Le mirage du miracle économique rwandais

Une récente étude de la Review of African Political Economy met en doute la prospérité rwandaise. Selon les experts, les chiffres officiels masquent le fait que peu de Rwandais bénéficient des fruits de la croissance.

Le mirage du miracle économique rwandais | Credit : Deutsche Welle

L’année 2020 a été établie comme une date butoir afin que  e Rwanda parvienne à être classé parmi les pays à revenu moyen. Depuis plus d’une décennie, des mesures visant à atteindre cet objectif ont été mises en place, notamment des programmes visant à éradiquer la pauvreté. Mais aussi des accords économiques avec différentes communautés comme celle de l’Afrique de l’Est,  le Commonwealth et d’autres encore dans la sous région.
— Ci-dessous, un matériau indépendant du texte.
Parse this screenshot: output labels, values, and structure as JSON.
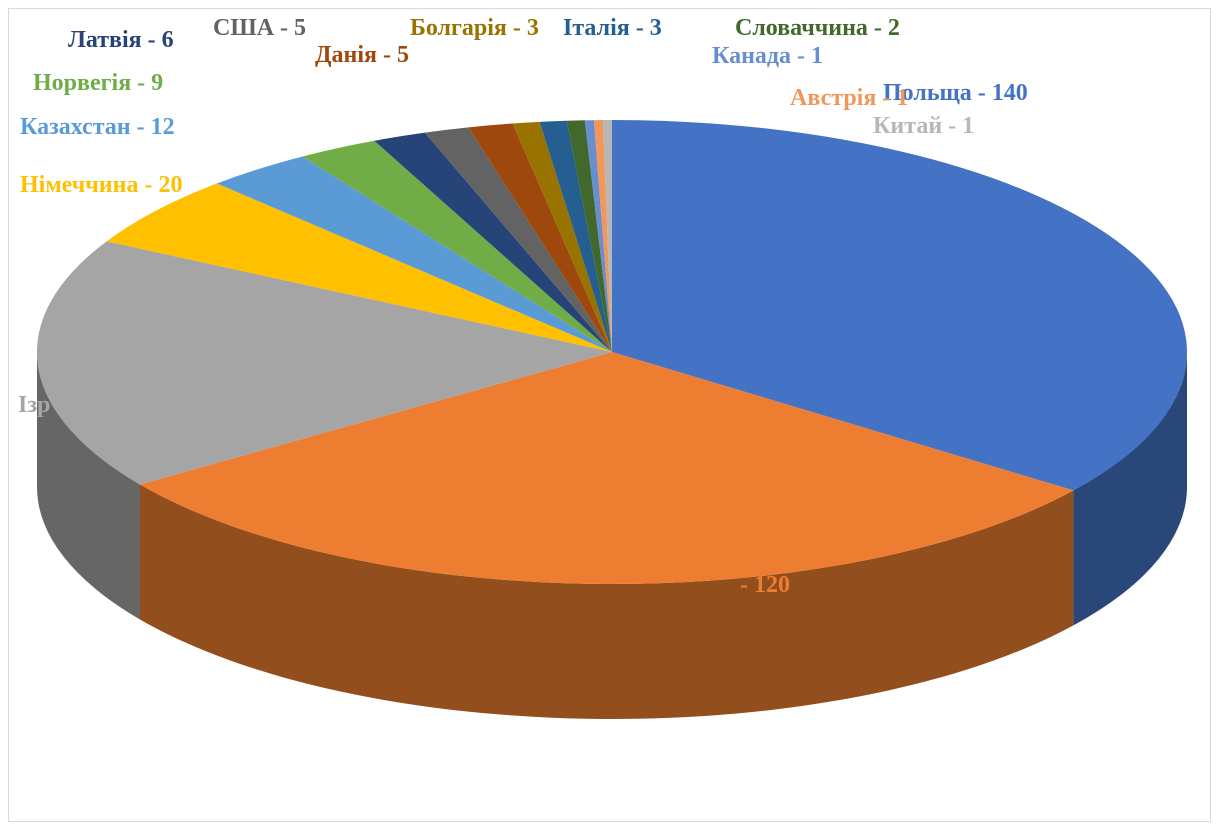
{
  "chart_data": {
    "type": "pie3d",
    "labels": [
      "Польща - 140",
      "- 120",
      "Ізр",
      "Німеччина - 20",
      "Казахстан - 12",
      "Норвегія - 9",
      "Латвія - 6",
      "США - 5",
      "Данія - 5",
      "Болгарія - 3",
      "Італія - 3",
      "Словаччина - 2",
      "Канада - 1",
      "Австрія - 1",
      "Китай - 1"
    ],
    "values": [
      140,
      120,
      70,
      20,
      12,
      9,
      6,
      5,
      5,
      3,
      3,
      2,
      1,
      1,
      1
    ],
    "colors": [
      "#4472c4",
      "#ed7d31",
      "#a5a5a5",
      "#ffc000",
      "#5b9bd5",
      "#70ad47",
      "#264478",
      "#636363",
      "#9e480e",
      "#997300",
      "#255e91",
      "#43682b",
      "#698ed0",
      "#f1975a",
      "#b7b7b7"
    ]
  }
}
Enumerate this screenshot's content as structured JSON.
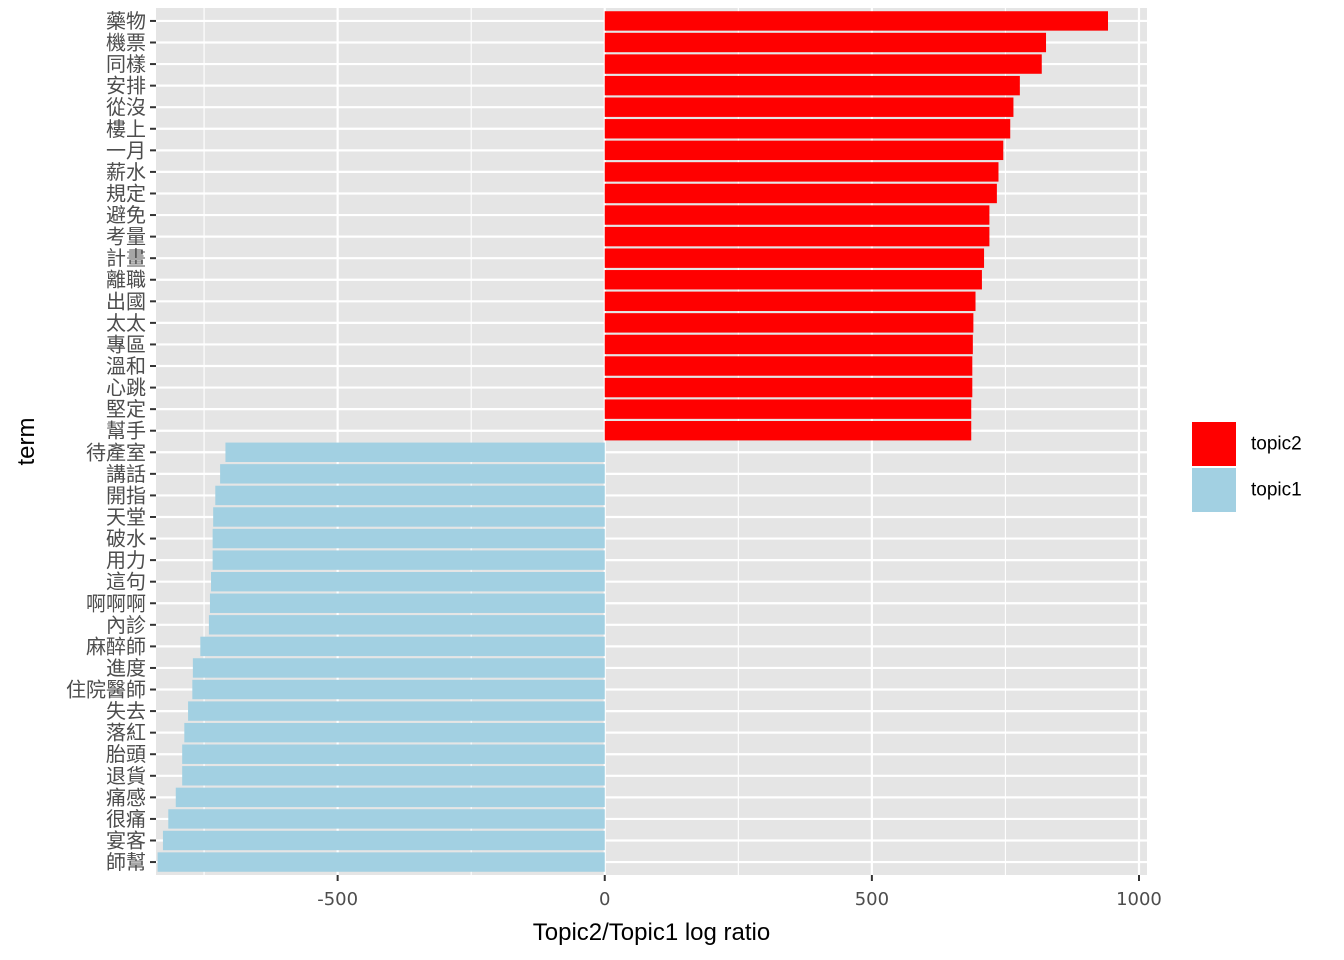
{
  "chart_data": {
    "type": "bar",
    "orientation": "horizontal",
    "xlabel": "Topic2/Topic1 log ratio",
    "ylabel": "term",
    "xlim": [
      -840,
      1015
    ],
    "x_ticks": [
      -500,
      0,
      500,
      1000
    ],
    "x_tick_labels": [
      "-500",
      "0",
      "500",
      "1000"
    ],
    "grid": true,
    "legend": {
      "position": "right",
      "entries": [
        {
          "label": "topic2",
          "color": "#FF0000"
        },
        {
          "label": "topic1",
          "color": "#A2D0E2"
        }
      ]
    },
    "categories": [
      "藥物",
      "機票",
      "同樣",
      "安排",
      "從沒",
      "樓上",
      "一月",
      "薪水",
      "規定",
      "避免",
      "考量",
      "計畫",
      "離職",
      "出國",
      "太太",
      "專區",
      "溫和",
      "心跳",
      "堅定",
      "幫手",
      "待產室",
      "講話",
      "開指",
      "天堂",
      "破水",
      "用力",
      "這句",
      "啊啊啊",
      "內診",
      "麻醉師",
      "進度",
      "住院醫師",
      "失去",
      "落紅",
      "胎頭",
      "退貨",
      "痛感",
      "很痛",
      "宴客",
      "師幫"
    ],
    "values": [
      942,
      826,
      818,
      777,
      765,
      759,
      746,
      737,
      734,
      720,
      720,
      710,
      706,
      694,
      690,
      689,
      688,
      688,
      686,
      686,
      -710,
      -720,
      -729,
      -733,
      -734,
      -734,
      -737,
      -739,
      -741,
      -757,
      -771,
      -772,
      -780,
      -787,
      -791,
      -791,
      -803,
      -817,
      -827,
      -837
    ],
    "groups": [
      "topic2",
      "topic2",
      "topic2",
      "topic2",
      "topic2",
      "topic2",
      "topic2",
      "topic2",
      "topic2",
      "topic2",
      "topic2",
      "topic2",
      "topic2",
      "topic2",
      "topic2",
      "topic2",
      "topic2",
      "topic2",
      "topic2",
      "topic2",
      "topic1",
      "topic1",
      "topic1",
      "topic1",
      "topic1",
      "topic1",
      "topic1",
      "topic1",
      "topic1",
      "topic1",
      "topic1",
      "topic1",
      "topic1",
      "topic1",
      "topic1",
      "topic1",
      "topic1",
      "topic1",
      "topic1",
      "topic1"
    ],
    "panel_background": "#E5E5E5",
    "gridline_color": "#FFFFFF"
  }
}
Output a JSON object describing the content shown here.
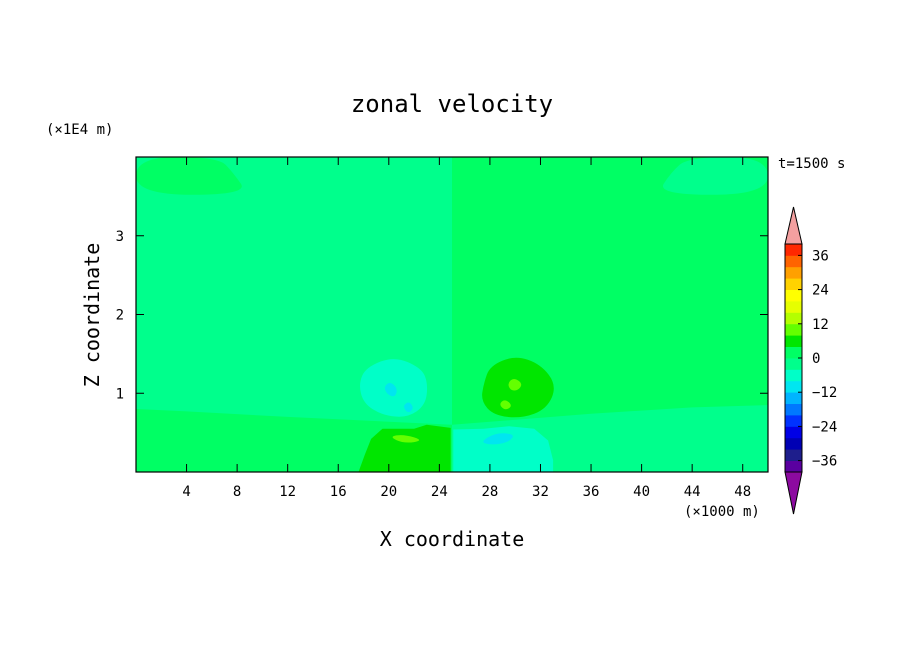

Des objectifs trop ambitieux ?

Aujourd’hui, la croissance annuelle du Produit Intérieur Brut rwandais (PIB) se situe  entre 7.6 et 8%. Une courbe de progression qui fait douter certains économistes de la capacité du pays d’atteindre les 11% d’ici trois ans, un taux de croissance qui permettrait au Rwanda de sortir de la catégorie des pays en voie de développement pour se classer parmi ceux à revenu moyen.

Un pouvoir d’achat qui reste faible

Si les chiffres présentés par l’Office national des statistiques donnent l’impression que le Rwanda est sur une bonne piste de développement, certains analystes soulignent la contradiction avec la faiblesse du pouvoir d’achat des Rwandais. Une manière d’expliquer que la plupart des gens ne voient pas les fruits de cette croissance brandie par le gouvernement.

“La majorité des Rwandais n’ont pas de pouvoir d’achat,” explique Muganwa Gonzague, journaliste et analyste économique. “Ils cherchent simplement à survivre. Prenons par exemple la région Est du pays qui a été frappée par la famine. Elle n’a pas été en mesure de commander de la nourriture dans les régions du Nord, faute de moyens. Il a fallu l’intervention de l’État pour leur fournir à manger.”

Un développement inégal

Eugène Nkundiye, un sexagénaire, diplômé des lettres modernes, a décidé il y a une quinzaine d’années, faute d’obtenir du travail dans le service public, d’ouvrir un petit commerce en périphérie de la capitale, Kigali. Il considère que le développement économique que vante le Rwanda semble ignorer le citoyen moyen. “Mes clients me disent qu’il y a un problème sérieux avec leurs anciennes sources de revenus, c’est-à-dire l’agriculture et l’élevage,” explique Eugène Nkundiye.

“Ils disent que cela vient du changement climatique  mais aussi et surtout du nouveau système agricole avec la consolidation du territoire qui exige une seule culture. Auparavant, ils pouvaient gagner de l’argent avec le système de rotation des cultures  mais ce n’est plus le cas et ils ne gagnent pas assez. Notre économie ne profite pas aux plus démunis.”

Le pouvoir vante ses réussites

À l’Office rwandais des statistiques, le récit ne change pas. Youssuf Murangwa, le directeur général, nie que le progrès économique ne profite pas à tous les Rwandais : “Tout le monde sait que presque tout Rwandais moyen possède une carte d’assurance maladie : la mutuelle de santé. Nous avons également développé l’éducation pour tous de l’école primaire jusqu’au dernier cycle du secondaire.”

Le premier trimestre de cette année s’est soldé par une croissance assez faible de 1.7% du PIB. Mais l’Office rwandais des statistiques ne s’alarme pas pour autant, considérant qu’il est trop tôt pour tirer des conclusions.

D’autres sources, proches du dossier, considèrent malgré tout qu’il sera difficile pour le Rwanda d’atteindre le pourcentage requis pour tenir ses objectifs.